Lets break down what each part of the for loop does:

for file in *.fastq: This line tells the loop to go through each file with the “.fastq” extension in the current directory. The asterisk is a wildcard. This means that any string can come before “.fastq”.
do: Marks the beginning of the loop.
fastp -i ${file} -o processed_${file}: This is the fastp command, just like the one you used before. ${file} takes each file that we specified before (the ones that end in “.fastq”) and places it into the fastp command. The output files will be named as the fastq file name with the prefix “processed_”.
done: Marks the end of the loop.

When you run this loop, it will automatically process each .fastq file in the directory, one after the other. You don’t have to type the fastp command for each file manually. This is a huge time-saver, especially when you have many files to process.

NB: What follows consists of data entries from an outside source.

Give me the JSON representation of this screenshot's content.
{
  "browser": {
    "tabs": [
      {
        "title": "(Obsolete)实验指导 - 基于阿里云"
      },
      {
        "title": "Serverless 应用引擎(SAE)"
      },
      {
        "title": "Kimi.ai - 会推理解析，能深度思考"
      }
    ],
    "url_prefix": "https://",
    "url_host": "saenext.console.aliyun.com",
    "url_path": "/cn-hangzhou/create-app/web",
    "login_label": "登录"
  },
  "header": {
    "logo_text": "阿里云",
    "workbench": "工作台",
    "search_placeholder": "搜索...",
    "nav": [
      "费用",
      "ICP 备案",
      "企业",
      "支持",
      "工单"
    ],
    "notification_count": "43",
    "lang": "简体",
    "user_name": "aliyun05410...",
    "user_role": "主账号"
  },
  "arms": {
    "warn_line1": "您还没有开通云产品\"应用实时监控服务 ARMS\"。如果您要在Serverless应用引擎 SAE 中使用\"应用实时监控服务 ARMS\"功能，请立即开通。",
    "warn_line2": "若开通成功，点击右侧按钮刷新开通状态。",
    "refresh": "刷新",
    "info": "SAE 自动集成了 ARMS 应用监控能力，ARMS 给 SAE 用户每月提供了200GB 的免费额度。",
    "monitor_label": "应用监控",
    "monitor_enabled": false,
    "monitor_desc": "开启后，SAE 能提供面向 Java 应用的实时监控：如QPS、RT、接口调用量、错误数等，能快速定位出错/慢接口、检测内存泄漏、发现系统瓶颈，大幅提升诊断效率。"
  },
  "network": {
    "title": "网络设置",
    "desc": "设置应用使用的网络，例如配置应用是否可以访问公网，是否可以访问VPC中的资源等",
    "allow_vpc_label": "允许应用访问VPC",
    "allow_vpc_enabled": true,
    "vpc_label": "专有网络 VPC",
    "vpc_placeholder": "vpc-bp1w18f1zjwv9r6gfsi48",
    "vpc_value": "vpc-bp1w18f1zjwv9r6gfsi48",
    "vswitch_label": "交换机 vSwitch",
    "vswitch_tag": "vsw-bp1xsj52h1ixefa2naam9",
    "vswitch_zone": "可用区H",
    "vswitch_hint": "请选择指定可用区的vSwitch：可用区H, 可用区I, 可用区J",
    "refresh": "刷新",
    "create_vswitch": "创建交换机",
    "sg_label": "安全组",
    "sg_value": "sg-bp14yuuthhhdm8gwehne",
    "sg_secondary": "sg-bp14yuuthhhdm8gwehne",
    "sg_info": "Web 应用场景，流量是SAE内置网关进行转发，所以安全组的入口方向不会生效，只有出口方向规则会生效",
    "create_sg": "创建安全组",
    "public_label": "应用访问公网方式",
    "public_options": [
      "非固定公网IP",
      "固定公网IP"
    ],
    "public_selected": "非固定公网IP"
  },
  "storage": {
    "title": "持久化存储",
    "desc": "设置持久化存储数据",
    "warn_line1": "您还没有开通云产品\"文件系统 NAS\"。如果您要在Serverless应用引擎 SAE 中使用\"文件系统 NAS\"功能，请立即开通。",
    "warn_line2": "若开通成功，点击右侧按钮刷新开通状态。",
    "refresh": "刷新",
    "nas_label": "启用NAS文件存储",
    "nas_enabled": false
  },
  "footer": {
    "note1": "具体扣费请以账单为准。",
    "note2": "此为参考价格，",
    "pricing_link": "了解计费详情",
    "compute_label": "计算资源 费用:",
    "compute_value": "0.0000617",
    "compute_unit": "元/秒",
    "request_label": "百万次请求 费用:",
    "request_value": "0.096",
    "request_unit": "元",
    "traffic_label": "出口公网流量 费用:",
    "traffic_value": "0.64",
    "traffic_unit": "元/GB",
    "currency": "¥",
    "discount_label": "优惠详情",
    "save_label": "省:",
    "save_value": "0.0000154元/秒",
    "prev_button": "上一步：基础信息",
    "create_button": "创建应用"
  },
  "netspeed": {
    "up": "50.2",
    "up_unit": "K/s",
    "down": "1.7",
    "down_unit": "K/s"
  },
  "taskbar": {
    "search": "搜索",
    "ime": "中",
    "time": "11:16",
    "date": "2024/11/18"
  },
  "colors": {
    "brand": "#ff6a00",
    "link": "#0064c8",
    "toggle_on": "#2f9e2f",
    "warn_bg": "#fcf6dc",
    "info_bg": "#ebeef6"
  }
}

Note: You can replace “file” with any name you like; it’s just a variable that represents each file in the list. For example the following for loop works identically:

for capybaras in *.fastq; do fastp -i ${capybaras} -o processed_${capybaras}; done

Its normally easier to use simple variables like “file” or just single letters like “f” or “i”.

You can use the echo command to see what commands the for loop is iterating. You place echo after the do and encase the command in quotes:

for file in *.fastq; do echo "fastp -i ${file} -o processed_${file}"; done

Recap and Practice

In this section, you’ve discovered the power of for loops in automating repetitive tasks, such as read quality control. You’ve learned how to use a simple for loop to apply the fastp command to multiple files at once, and you’ve used the echo command to keep track of the processing.

Now, it’s time to put your knowledge into practice:

Exercise

Activate your fastp conda environment.
Navigate to the directory containing your raw sequencing data files.
Write a for loop like the ones above into your command line, using the variable name “f”, echoing your fastp command, and name the fastp output with the prefix “fastp_”.
If the echoed command looks correct, remove the echo and quotes and run the command.
Let the loop do its magic and process all your .fastq files automatically while displaying processing messages. This might take awhile.

Example code for exercise

conda activate fastp_env
cd sequencing_data
for file in *.fastq; do echo "fastp -i ${file} -o processed_${file}"; done

Once the loop finishes, you’ll have fastp outputs for each fastq with a “fastq_” prefix. Feel free to examine them and ensure that the quality control and preprocessing were successful.

By mastering the use of for loops and customizing variable names, you’ve unlocked a powerful tool for automating data analysis in metagenomics. In the next section, we’ll build on this for loop and use it to process paired end sequencing data.